Please don't interpret this as being anti-this study. It's important that research is done on this topic. But I don't think this is the definitive answer, and we need something like a Cochrane review http://en.wikipedia.org/wiki/Cochrane_Collaboratio ... to get a sensible, overall picture. - Kevleviathan, on 12/24/2008, -0/+3Again, everything in moderation.....
- inactive, on 12/24/2008, -0/+3"50% of the time it works every time!"
- RevJonathan, on 12/24/2008, -5/+8I've done extensive research on this matter and have determined it's not Lupus.
- jeremyngu, on 12/24/2008, -1/+4seriously if you had to prevent your self from any type of cancer or other bad stuff you might as well kill your self
- ClevelandBrown, on 12/24/2008, -0/+3I want the kind of tumor John Travolta had in Phenomenon...
- Phoetality, on 12/24/2008, -1/+3It usually takes about 10 to 15 years for the cancer surge to appear. Remember chernobyl? Remember all the radiation that came from it?
http://www.anaesthetist.com/icu/risk/radiation/ima ...
Yes, there was a lot of people who died from radiation poising directly after, but It took years before the incidence of cancer erupted. I will honestly be not surprised to see a surge of brain and testicular cancer in the next 10-15 years.
Also, just to scare you even more, WiFi is about 10 times stronger. So when you're sitting with your laptop on your lap...
And no, I'm not a tinfoil hat wearer, I'm a research scientist, and briefly investigated this in my final year of my undergraduate honours degree. - itmoves, on 12/24/2008, -1/+3Title. "may be" likely? A probability of a probability?
- dungbeetle, on 12/24/2008, -0/+2And a brain tumor isn't a way you want to go. Try watching a friend waste away and you'll know what I mean.
- cassaffousth, on 12/24/2008, -0/+2The article is about a study that has to start yet.
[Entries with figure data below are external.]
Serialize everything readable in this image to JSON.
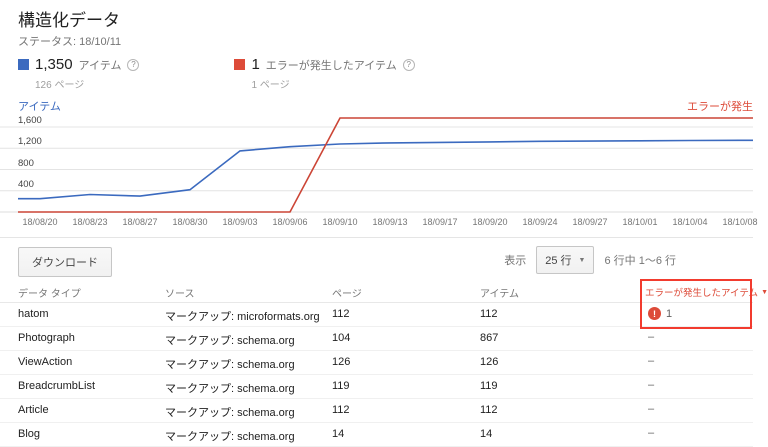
{
  "page": {
    "title": "構造化データ",
    "status": "ステータス: 18/10/11"
  },
  "legend": {
    "items_count": "1,350",
    "items_label": "アイテム",
    "items_pages": "126 ページ",
    "errors_count": "1",
    "errors_label": "エラーが発生したアイテム",
    "errors_pages": "1 ページ"
  },
  "chart_data": {
    "type": "line",
    "categories": [
      "18/08/20",
      "18/08/23",
      "18/08/27",
      "18/08/30",
      "18/09/03",
      "18/09/06",
      "18/09/10",
      "18/09/13",
      "18/09/17",
      "18/09/20",
      "18/09/24",
      "18/09/27",
      "18/10/01",
      "18/10/04",
      "18/10/08"
    ],
    "series": [
      {
        "name": "アイテム",
        "axis": "left",
        "color": "#3b6abf",
        "values": [
          250,
          330,
          300,
          420,
          1150,
          1230,
          1280,
          1300,
          1310,
          1320,
          1330,
          1335,
          1340,
          1345,
          1350
        ]
      },
      {
        "name": "エラーが発生したアイテム",
        "axis": "right",
        "color": "#cc4536",
        "values": [
          0,
          0,
          0,
          0,
          0,
          0,
          1,
          1,
          1,
          1,
          1,
          1,
          1,
          1,
          1
        ]
      }
    ],
    "left_axis": {
      "label": "アイテム",
      "tick_labels": [
        "400",
        "800",
        "1,200",
        "1,600"
      ],
      "tick_values": [
        400,
        800,
        1200,
        1600
      ],
      "range": [
        0,
        1800
      ]
    },
    "right_axis": {
      "label": "エラーが発生",
      "max": 1
    },
    "grid": true,
    "legend_position": "top"
  },
  "toolbar": {
    "download_label": "ダウンロード",
    "rows_label": "表示",
    "rows_per_page": "25 行",
    "pagination": "6 行中 1〜6 行"
  },
  "table": {
    "headers": [
      "データ タイプ",
      "ソース",
      "ページ",
      "アイテム",
      "エラーが発生したアイテム"
    ],
    "rows": [
      {
        "type": "hatom",
        "source": "マークアップ: microformats.org",
        "pages": "112",
        "items": "112",
        "errors": "1"
      },
      {
        "type": "Photograph",
        "source": "マークアップ: schema.org",
        "pages": "104",
        "items": "867",
        "errors": "–"
      },
      {
        "type": "ViewAction",
        "source": "マークアップ: schema.org",
        "pages": "126",
        "items": "126",
        "errors": "–"
      },
      {
        "type": "BreadcrumbList",
        "source": "マークアップ: schema.org",
        "pages": "119",
        "items": "119",
        "errors": "–"
      },
      {
        "type": "Article",
        "source": "マークアップ: schema.org",
        "pages": "112",
        "items": "112",
        "errors": "–"
      },
      {
        "type": "Blog",
        "source": "マークアップ: schema.org",
        "pages": "14",
        "items": "14",
        "errors": "–"
      }
    ]
  },
  "colors": {
    "items_blue": "#3b6abf",
    "error_red": "#dd4b39",
    "annotation_red": "#f23b2e",
    "grid_gray": "#e4e4e4"
  }
}
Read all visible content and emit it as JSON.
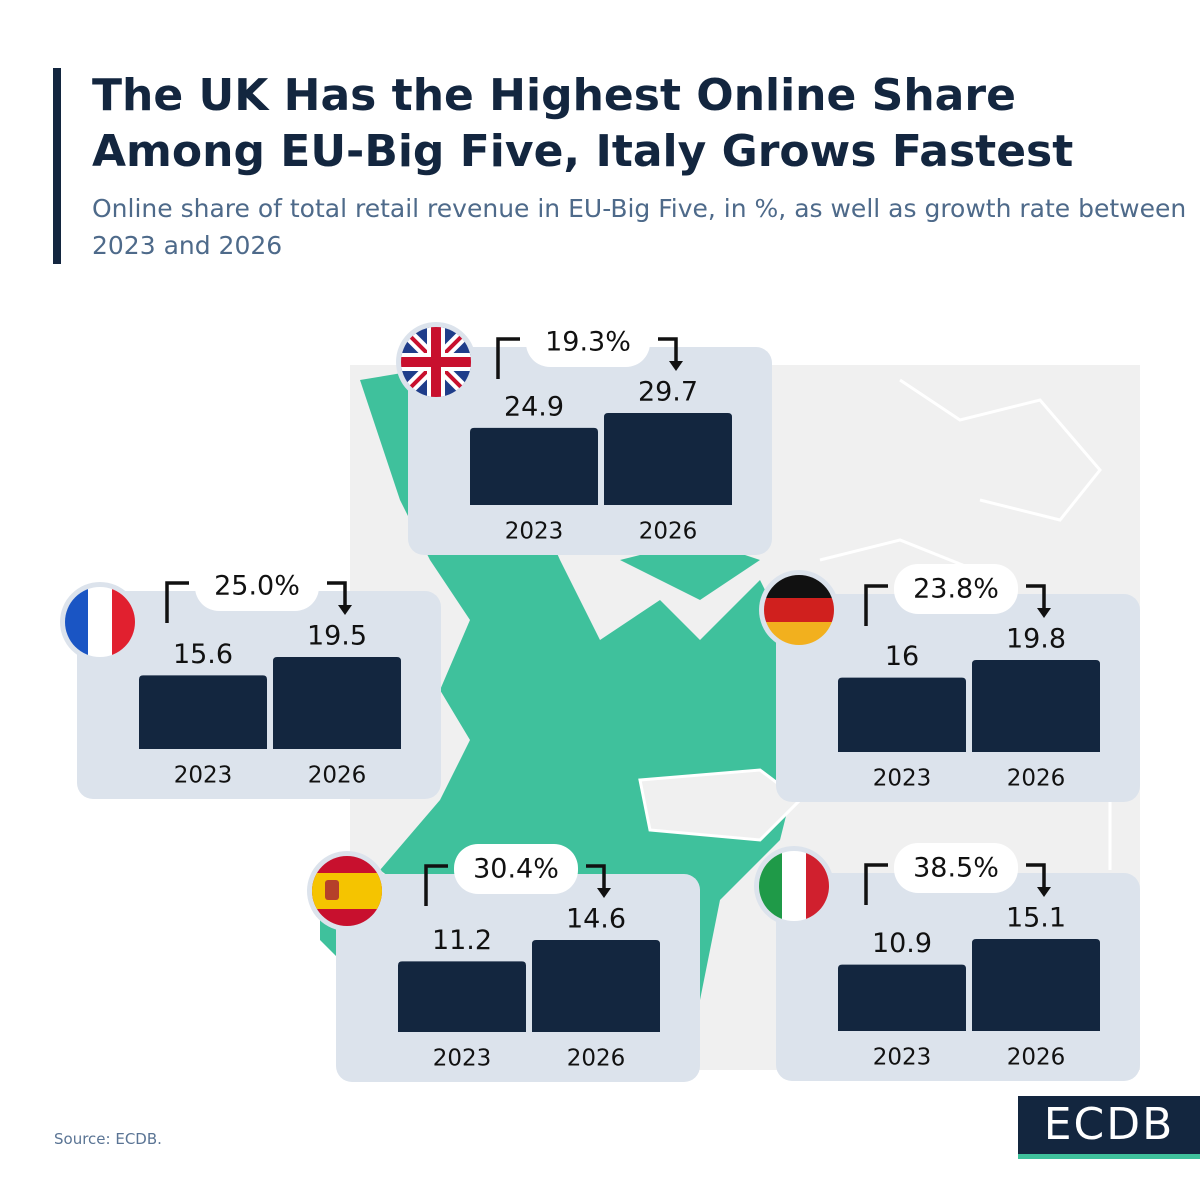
{
  "header": {
    "title": "The UK Has the Highest Online Share Among EU-Big Five, Italy Grows Fastest",
    "subtitle": "Online share of total retail revenue in EU-Big Five, in %, as well as growth rate between 2023 and 2026"
  },
  "chart_data": [
    {
      "type": "bar",
      "annotation": "19.3%",
      "categories": [
        "2023",
        "2026"
      ],
      "values": [
        24.9,
        29.7
      ],
      "color": "#13263f"
    },
    {
      "type": "bar",
      "annotation": "25.0%",
      "categories": [
        "2023",
        "2026"
      ],
      "values": [
        15.6,
        19.5
      ],
      "color": "#13263f"
    },
    {
      "type": "bar",
      "annotation": "23.8%",
      "categories": [
        "2023",
        "2026"
      ],
      "values": [
        16,
        19.8
      ],
      "color": "#13263f"
    },
    {
      "type": "bar",
      "annotation": "30.4%",
      "categories": [
        "2023",
        "2026"
      ],
      "values": [
        11.2,
        14.6
      ],
      "color": "#13263f"
    },
    {
      "type": "bar",
      "annotation": "38.5%",
      "categories": [
        "2023",
        "2026"
      ],
      "values": [
        10.9,
        15.1
      ],
      "color": "#13263f"
    }
  ],
  "footer": {
    "source": "Source: ECDB.",
    "logo": "ECDB"
  }
}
Do anyone read here? There is no data collected, nor conclusions.
- LouBrown, on 12/24/2008, -0/+2Let's play it as a charade:
My first is not an amateur anymore
My second is a body politic, especially one constituting a nation
My third is the fourth astrological sign in the Zodiac. - himself2606, on 12/24/2008, -0/+2OK, but what about the bluetooth thing in my ear while my phone is in my pants front pocket? I guess we'll have to wait another 8 years or so to hear about that, huh?
- britblogger, on 12/24/2008, -0/+2you know he dies at the end, right?
- Lokomis, on 12/26/2008, -0/+2"Long live the new flesh."